About Archive Tags RSS Feed

 

You didn't faint. That's always a good sign

18 January 2009 21:50

Joey has implemented blogspam support for ikiwiki, which you can find here.

He was also good enough to provide valuable & useful feedback so I can present a moderately updated API - most notably with the ability to train comments when/if they are incorrectly marked.

I can imagine several other useful additions, but mostly I think the code should be cleaned up (written in an evening, posted to keep myself honest, didn't really expect anybody to be terribly interested) and then it should just tick over until comment submitters adapt and improve to the extent that my sites suffer again ..

ObFilm: Kissed

| 5 comments

 

Comments on this entry

icon Adam Trickett at 19:23 on 18 January 2009
ikiwiki is a really good wiki engine. It's nice to see it pick up some extra anti-spam features as spam is ruining everything on the Internet thesedays...
icon Anonymous at 19:50 on 18 January 2009
What stops a spammer from training a pile of spam messages as non-spam?
icon Steve Kemp at 20:01 on 18 January 2009

I've no idea how ikiwiki in particular suffers from spam problems, but I know that lots of wiki sites (especially those without user-registrations) suffer from sapm.

As for bogus training? Currently there is nothing to stop it, but if it becomes a problem then the service will adapt.

The obvious way to do that is to require a "key" to be used to both detect and train comments - that would mean only the site owner would be able to train things.

Currently the bayasian database is global, but another simple solution would be to make it per-client, or per-site, so that a spammy site owner, even registered, would only affect the comment scoring on their own site.


icon Daniel Pope at 10:39 on 29 January 2009
I had a look at blogspam.net because the other day I updated Mauvesoft (http://www.mauvesoft.co.uk/) and it picked up half a dozen spams within a couple of days.
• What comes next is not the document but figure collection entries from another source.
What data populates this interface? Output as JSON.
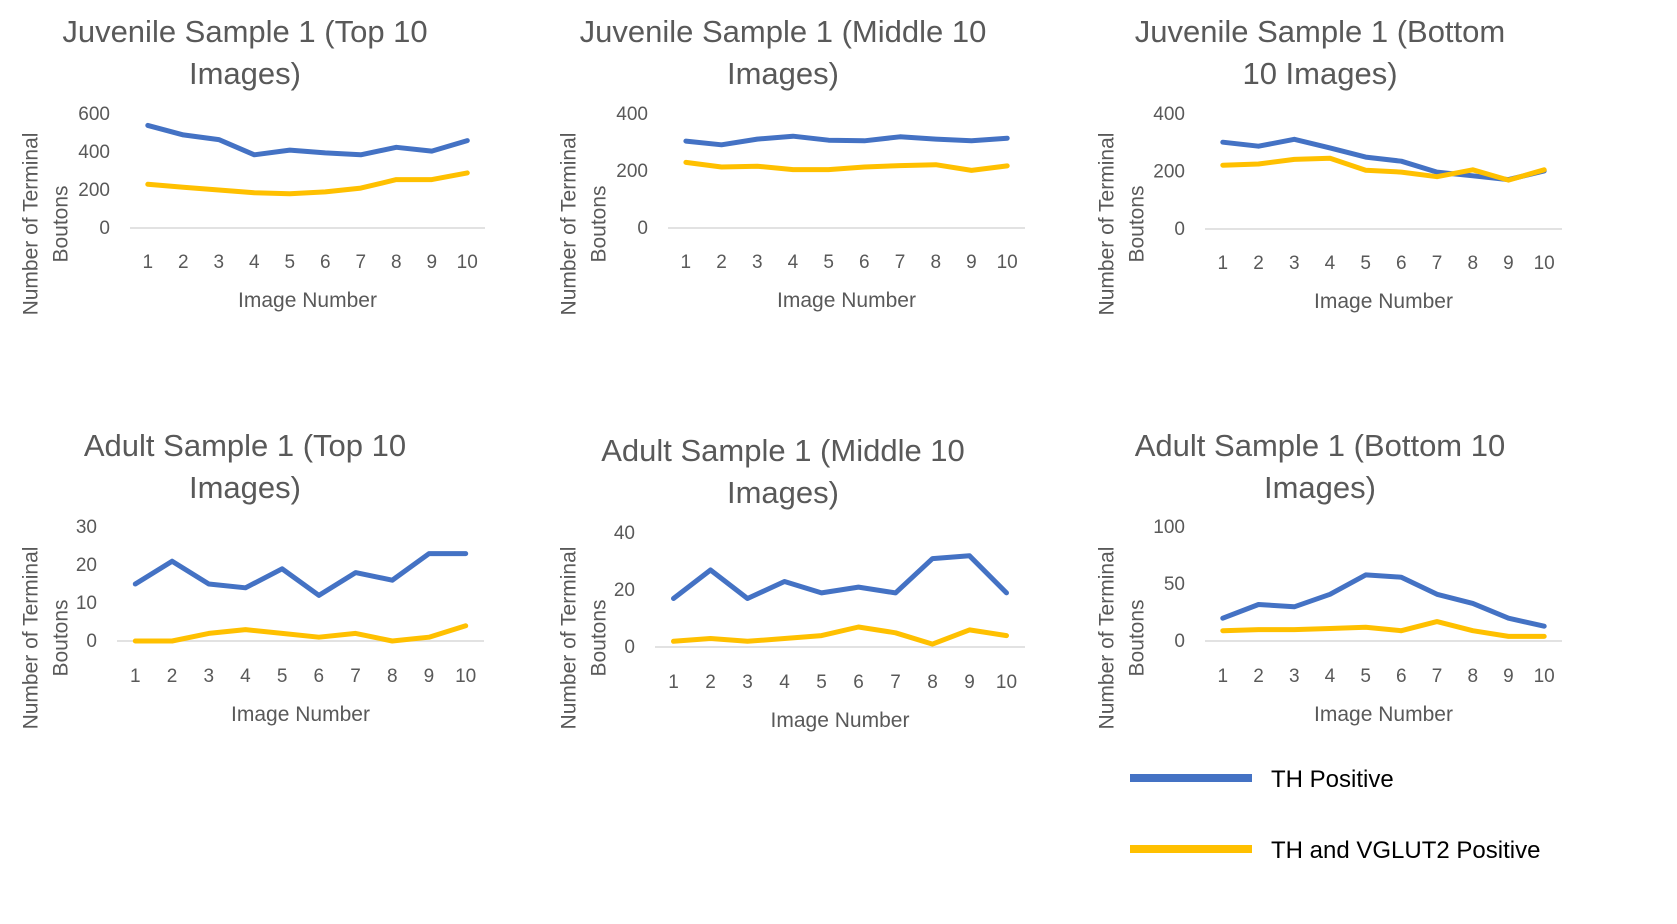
{
  "colors": {
    "th": "#4472C4",
    "th_vglut2": "#FFC000",
    "axis": "#D9D9D9",
    "text": "#595959"
  },
  "legend": {
    "placement": "bottom-right",
    "items": [
      {
        "label": "TH Positive",
        "color": "#4472C4"
      },
      {
        "label": "TH and VGLUT2 Positive",
        "color": "#FFC000"
      }
    ]
  },
  "chart_data": [
    {
      "type": "line",
      "title_lines": [
        "Juvenile Sample 1 (Top 10",
        "Images)"
      ],
      "xlabel": "Image Number",
      "ylabel_lines": [
        "Number of Terminal",
        "Boutons"
      ],
      "categories": [
        "1",
        "2",
        "3",
        "4",
        "5",
        "6",
        "7",
        "8",
        "9",
        "10"
      ],
      "yticks": [
        0,
        200,
        400,
        600
      ],
      "ylim": [
        0,
        600
      ],
      "grid": false,
      "series": [
        {
          "name": "TH Positive",
          "color": "#4472C4",
          "values": [
            540,
            490,
            465,
            385,
            410,
            395,
            385,
            425,
            405,
            460
          ]
        },
        {
          "name": "TH and VGLUT2 Positive",
          "color": "#FFC000",
          "values": [
            230,
            215,
            200,
            185,
            180,
            190,
            210,
            255,
            255,
            290
          ]
        }
      ]
    },
    {
      "type": "line",
      "title_lines": [
        "Juvenile Sample 1 (Middle 10",
        "Images)"
      ],
      "xlabel": "Image Number",
      "ylabel_lines": [
        "Number of Terminal",
        "Boutons"
      ],
      "categories": [
        "1",
        "2",
        "3",
        "4",
        "5",
        "6",
        "7",
        "8",
        "9",
        "10"
      ],
      "yticks": [
        0,
        200,
        400
      ],
      "ylim": [
        0,
        400
      ],
      "grid": false,
      "series": [
        {
          "name": "TH Positive",
          "color": "#4472C4",
          "values": [
            305,
            292,
            312,
            322,
            308,
            306,
            320,
            312,
            306,
            315
          ]
        },
        {
          "name": "TH and VGLUT2 Positive",
          "color": "#FFC000",
          "values": [
            230,
            214,
            217,
            205,
            205,
            214,
            219,
            222,
            202,
            218
          ]
        }
      ]
    },
    {
      "type": "line",
      "title_lines": [
        "Juvenile Sample 1 (Bottom",
        "10 Images)"
      ],
      "xlabel": "Image Number",
      "ylabel_lines": [
        "Number of Terminal",
        "Boutons"
      ],
      "categories": [
        "1",
        "2",
        "3",
        "4",
        "5",
        "6",
        "7",
        "8",
        "9",
        "10"
      ],
      "yticks": [
        0,
        200,
        400
      ],
      "ylim": [
        0,
        400
      ],
      "grid": false,
      "series": [
        {
          "name": "TH Positive",
          "color": "#4472C4",
          "values": [
            302,
            288,
            312,
            282,
            250,
            236,
            198,
            185,
            172,
            202
          ]
        },
        {
          "name": "TH and VGLUT2 Positive",
          "color": "#FFC000",
          "values": [
            222,
            226,
            242,
            246,
            204,
            198,
            182,
            206,
            170,
            206
          ]
        }
      ]
    },
    {
      "type": "line",
      "title_lines": [
        "Adult Sample 1 (Top 10",
        "Images)"
      ],
      "xlabel": "Image Number",
      "ylabel_lines": [
        "Number of Terminal",
        "Boutons"
      ],
      "categories": [
        "1",
        "2",
        "3",
        "4",
        "5",
        "6",
        "7",
        "8",
        "9",
        "10"
      ],
      "yticks": [
        0,
        10,
        20,
        30
      ],
      "ylim": [
        0,
        30
      ],
      "grid": false,
      "series": [
        {
          "name": "TH Positive",
          "color": "#4472C4",
          "values": [
            15,
            21,
            15,
            14,
            19,
            12,
            18,
            16,
            23,
            23
          ]
        },
        {
          "name": "TH and VGLUT2 Positive",
          "color": "#FFC000",
          "values": [
            0,
            0,
            2,
            3,
            2,
            1,
            2,
            0,
            1,
            4
          ]
        }
      ]
    },
    {
      "type": "line",
      "title_lines": [
        "Adult Sample 1 (Middle 10",
        "Images)"
      ],
      "xlabel": "Image Number",
      "ylabel_lines": [
        "Number of Terminal",
        "Boutons"
      ],
      "categories": [
        "1",
        "2",
        "3",
        "4",
        "5",
        "6",
        "7",
        "8",
        "9",
        "10"
      ],
      "yticks": [
        0,
        20,
        40
      ],
      "ylim": [
        0,
        40
      ],
      "grid": false,
      "series": [
        {
          "name": "TH Positive",
          "color": "#4472C4",
          "values": [
            17,
            27,
            17,
            23,
            19,
            21,
            19,
            31,
            32,
            19
          ]
        },
        {
          "name": "TH and VGLUT2 Positive",
          "color": "#FFC000",
          "values": [
            2,
            3,
            2,
            3,
            4,
            7,
            5,
            1,
            6,
            4
          ]
        }
      ]
    },
    {
      "type": "line",
      "title_lines": [
        "Adult Sample 1 (Bottom 10",
        "Images)"
      ],
      "xlabel": "Image Number",
      "ylabel_lines": [
        "Number of Terminal",
        "Boutons"
      ],
      "categories": [
        "1",
        "2",
        "3",
        "4",
        "5",
        "6",
        "7",
        "8",
        "9",
        "10"
      ],
      "yticks": [
        0,
        50,
        100
      ],
      "ylim": [
        0,
        100
      ],
      "grid": false,
      "series": [
        {
          "name": "TH Positive",
          "color": "#4472C4",
          "values": [
            20,
            32,
            30,
            41,
            58,
            56,
            41,
            33,
            20,
            13
          ]
        },
        {
          "name": "TH and VGLUT2 Positive",
          "color": "#FFC000",
          "values": [
            9,
            10,
            10,
            11,
            12,
            9,
            17,
            9,
            4,
            4
          ]
        }
      ]
    }
  ]
}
It's written with Django's standard comment app and evidently spammers are clever enough to avoid filling a hidden honeypot field named 'honeypot'. I've not hooked it up yet though.
I do have some feedback based on reviewing the code for the plugins.
1. You need to assess classification rates manually. It's not enough to notice that it sorts obvious spam from obvious ham: the test of a service like this is the misclassification rate.
2. stopwords.pm is a recipe for false positives. I don't know what your word list is, but methodologically, Bayes outperforms this hands down. The reason? Legitimate users say "Viagra" or "penis" sometimes.
3. This is perhaps the most subtle one. OR-ing together several different classifiers can produce a worse classifier (in terms of misclassification) than just relying on the better classifiers alone. The misclassification rate of the entire system is WORSE than the misclassification rate of the WORST plugin. Spamassassin gets around this by summing weighted scores, a simple way of combining classifiers, certainly, but one that's rather better than just accepting the first classifier to reject a message.
icon Steve Kemp at 12:07 on 29 January 2009

Feedback is always welcome, but I think this is probably not the best place to leave it.
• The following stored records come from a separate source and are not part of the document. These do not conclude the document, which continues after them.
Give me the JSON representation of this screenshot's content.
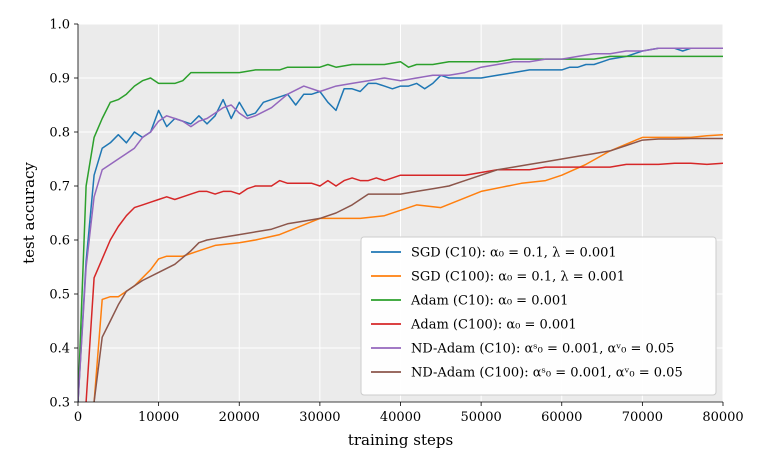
{
  "chart_data": {
    "type": "line",
    "title": "",
    "xlabel": "training steps",
    "ylabel": "test accuracy",
    "xlim": [
      0,
      80000
    ],
    "ylim": [
      0.3,
      1.0
    ],
    "xticks": [
      0,
      10000,
      20000,
      30000,
      40000,
      50000,
      60000,
      70000,
      80000
    ],
    "xtick_labels": [
      "0",
      "10000",
      "20000",
      "30000",
      "40000",
      "50000",
      "60000",
      "70000",
      "80000"
    ],
    "yticks": [
      0.3,
      0.4,
      0.5,
      0.6,
      0.7,
      0.8,
      0.9,
      1.0
    ],
    "ytick_labels": [
      "0.3",
      "0.4",
      "0.5",
      "0.6",
      "0.7",
      "0.8",
      "0.9",
      "1.0"
    ],
    "grid": true,
    "legend_position": "bottom-right",
    "series": [
      {
        "name": "SGD (C10)",
        "label": "SGD (C10): α₀ = 0.1, λ = 0.001",
        "color": "#1f77b4",
        "x": [
          0,
          1000,
          2000,
          3000,
          4000,
          5000,
          6000,
          7000,
          8000,
          9000,
          10000,
          11000,
          12000,
          13000,
          14000,
          15000,
          16000,
          17000,
          18000,
          19000,
          20000,
          21000,
          22000,
          23000,
          24000,
          25000,
          26000,
          27000,
          28000,
          29000,
          30000,
          31000,
          32000,
          33000,
          34000,
          35000,
          36000,
          37000,
          38000,
          39000,
          40000,
          41000,
          42000,
          43000,
          44000,
          45000,
          46000,
          48000,
          50000,
          52000,
          54000,
          56000,
          58000,
          60000,
          61000,
          62000,
          63000,
          64000,
          65000,
          66000,
          68000,
          70000,
          72000,
          74000,
          75000,
          76000,
          77000,
          78000,
          80000
        ],
        "values": [
          0.3,
          0.56,
          0.72,
          0.77,
          0.78,
          0.795,
          0.78,
          0.8,
          0.79,
          0.8,
          0.84,
          0.81,
          0.825,
          0.82,
          0.815,
          0.83,
          0.815,
          0.83,
          0.86,
          0.825,
          0.855,
          0.83,
          0.835,
          0.855,
          0.86,
          0.865,
          0.87,
          0.85,
          0.87,
          0.87,
          0.875,
          0.855,
          0.84,
          0.88,
          0.88,
          0.875,
          0.89,
          0.89,
          0.885,
          0.88,
          0.885,
          0.885,
          0.89,
          0.88,
          0.89,
          0.905,
          0.9,
          0.9,
          0.9,
          0.905,
          0.91,
          0.915,
          0.915,
          0.915,
          0.92,
          0.92,
          0.925,
          0.925,
          0.93,
          0.935,
          0.94,
          0.95,
          0.955,
          0.955,
          0.95,
          0.955,
          0.955,
          0.955,
          0.955
        ]
      },
      {
        "name": "SGD (C100)",
        "label": "SGD (C100): α₀ = 0.1, λ = 0.001",
        "color": "#ff7f0e",
        "x": [
          2000,
          3000,
          4000,
          5000,
          6000,
          7000,
          8000,
          9000,
          10000,
          11000,
          12000,
          13000,
          14000,
          15000,
          17000,
          20000,
          22000,
          25000,
          30000,
          33000,
          35000,
          38000,
          42000,
          45000,
          50000,
          55000,
          58000,
          60000,
          63000,
          66000,
          70000,
          73000,
          76000,
          78000,
          80000
        ],
        "values": [
          0.3,
          0.49,
          0.495,
          0.495,
          0.505,
          0.515,
          0.53,
          0.545,
          0.565,
          0.57,
          0.57,
          0.57,
          0.575,
          0.58,
          0.59,
          0.595,
          0.6,
          0.61,
          0.64,
          0.64,
          0.64,
          0.645,
          0.665,
          0.66,
          0.69,
          0.705,
          0.71,
          0.72,
          0.74,
          0.765,
          0.79,
          0.79,
          0.79,
          0.793,
          0.795
        ]
      },
      {
        "name": "Adam (C10)",
        "label": "Adam (C10): α₀ = 0.001",
        "color": "#2ca02c",
        "x": [
          0,
          1000,
          2000,
          3000,
          4000,
          5000,
          6000,
          7000,
          8000,
          9000,
          10000,
          11000,
          12000,
          13000,
          14000,
          15000,
          16000,
          17000,
          18000,
          19000,
          20000,
          22000,
          24000,
          25000,
          26000,
          28000,
          30000,
          31000,
          32000,
          34000,
          36000,
          38000,
          40000,
          41000,
          42000,
          44000,
          46000,
          48000,
          50000,
          52000,
          54000,
          56000,
          58000,
          60000,
          62000,
          64000,
          66000,
          68000,
          70000,
          72000,
          74000,
          76000,
          78000,
          80000
        ],
        "values": [
          0.3,
          0.7,
          0.79,
          0.825,
          0.855,
          0.86,
          0.87,
          0.885,
          0.895,
          0.9,
          0.89,
          0.89,
          0.89,
          0.895,
          0.91,
          0.91,
          0.91,
          0.91,
          0.91,
          0.91,
          0.91,
          0.915,
          0.915,
          0.915,
          0.92,
          0.92,
          0.92,
          0.925,
          0.92,
          0.925,
          0.925,
          0.925,
          0.93,
          0.92,
          0.925,
          0.925,
          0.93,
          0.93,
          0.93,
          0.93,
          0.935,
          0.935,
          0.935,
          0.935,
          0.935,
          0.935,
          0.94,
          0.94,
          0.94,
          0.94,
          0.94,
          0.94,
          0.94,
          0.94
        ]
      },
      {
        "name": "Adam (C100)",
        "label": "Adam (C100): α₀ = 0.001",
        "color": "#d62728",
        "x": [
          1000,
          2000,
          3000,
          4000,
          5000,
          6000,
          7000,
          8000,
          9000,
          10000,
          11000,
          12000,
          13000,
          14000,
          15000,
          16000,
          17000,
          18000,
          19000,
          20000,
          21000,
          22000,
          23000,
          24000,
          25000,
          26000,
          27000,
          28000,
          29000,
          30000,
          31000,
          32000,
          33000,
          34000,
          35000,
          36000,
          37000,
          38000,
          39000,
          40000,
          41000,
          42000,
          43000,
          44000,
          45000,
          46000,
          48000,
          50000,
          52000,
          54000,
          56000,
          58000,
          60000,
          62000,
          64000,
          66000,
          68000,
          70000,
          72000,
          74000,
          76000,
          78000,
          80000
        ],
        "values": [
          0.3,
          0.53,
          0.565,
          0.6,
          0.625,
          0.645,
          0.66,
          0.665,
          0.67,
          0.675,
          0.68,
          0.675,
          0.68,
          0.685,
          0.69,
          0.69,
          0.685,
          0.69,
          0.69,
          0.685,
          0.695,
          0.7,
          0.7,
          0.7,
          0.71,
          0.705,
          0.705,
          0.705,
          0.705,
          0.7,
          0.71,
          0.7,
          0.71,
          0.715,
          0.71,
          0.71,
          0.715,
          0.71,
          0.715,
          0.72,
          0.72,
          0.72,
          0.72,
          0.72,
          0.72,
          0.72,
          0.72,
          0.725,
          0.73,
          0.73,
          0.73,
          0.735,
          0.735,
          0.735,
          0.735,
          0.735,
          0.74,
          0.74,
          0.74,
          0.742,
          0.742,
          0.74,
          0.742
        ]
      },
      {
        "name": "ND-Adam (C10)",
        "label": "ND-Adam (C10): αˢ₀ = 0.001, αᵛ₀ = 0.05",
        "color": "#9467bd",
        "x": [
          0,
          1000,
          2000,
          3000,
          4000,
          5000,
          6000,
          7000,
          8000,
          9000,
          10000,
          11000,
          12000,
          13000,
          14000,
          15000,
          16000,
          17000,
          18000,
          19000,
          20000,
          21000,
          22000,
          24000,
          26000,
          28000,
          30000,
          32000,
          34000,
          36000,
          38000,
          40000,
          42000,
          44000,
          46000,
          48000,
          50000,
          52000,
          54000,
          56000,
          58000,
          60000,
          62000,
          64000,
          66000,
          68000,
          70000,
          72000,
          74000,
          76000,
          78000,
          80000
        ],
        "values": [
          0.3,
          0.55,
          0.68,
          0.73,
          0.74,
          0.75,
          0.76,
          0.77,
          0.79,
          0.8,
          0.82,
          0.83,
          0.825,
          0.82,
          0.81,
          0.82,
          0.825,
          0.835,
          0.845,
          0.85,
          0.835,
          0.825,
          0.83,
          0.845,
          0.87,
          0.885,
          0.875,
          0.885,
          0.89,
          0.895,
          0.9,
          0.895,
          0.9,
          0.905,
          0.905,
          0.91,
          0.92,
          0.925,
          0.93,
          0.93,
          0.935,
          0.935,
          0.94,
          0.945,
          0.945,
          0.95,
          0.95,
          0.955,
          0.955,
          0.955,
          0.955,
          0.955
        ]
      },
      {
        "name": "ND-Adam (C100)",
        "label": "ND-Adam (C100): αˢ₀ = 0.001, αᵛ₀ = 0.05",
        "color": "#8c564b",
        "x": [
          2000,
          3000,
          4000,
          5000,
          6000,
          7000,
          8000,
          10000,
          12000,
          14000,
          15000,
          16000,
          18000,
          20000,
          22000,
          24000,
          26000,
          28000,
          30000,
          32000,
          34000,
          36000,
          38000,
          40000,
          42000,
          44000,
          46000,
          48000,
          50000,
          52000,
          54000,
          56000,
          58000,
          60000,
          62000,
          64000,
          66000,
          68000,
          70000,
          72000,
          74000,
          76000,
          78000,
          80000
        ],
        "values": [
          0.3,
          0.42,
          0.45,
          0.48,
          0.505,
          0.515,
          0.525,
          0.54,
          0.555,
          0.58,
          0.595,
          0.6,
          0.605,
          0.61,
          0.615,
          0.62,
          0.63,
          0.635,
          0.64,
          0.65,
          0.665,
          0.685,
          0.685,
          0.685,
          0.69,
          0.695,
          0.7,
          0.71,
          0.72,
          0.73,
          0.735,
          0.74,
          0.745,
          0.75,
          0.755,
          0.76,
          0.765,
          0.775,
          0.785,
          0.787,
          0.787,
          0.788,
          0.788,
          0.788
        ]
      }
    ]
  }
}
Indeed the false positive, and false negative, rates are things to keep an eye upon. I daily go through and reclassify comments that are caught - although this is too late to help the submitters. Short of a more complex API which would allow falling back to captchas or similar I can't think of a good solution to that.

Stopwords.pm - If you've found the code for that then in the file ../etc/stopwords you'll find the list.

Your point about OR-ing tests I'd not considered. I do run each comment through each plugin and terminate when one returns SPAM. I could sum and weight them, but thus far hadn't seen this as being an issue. Definitely food for thought though.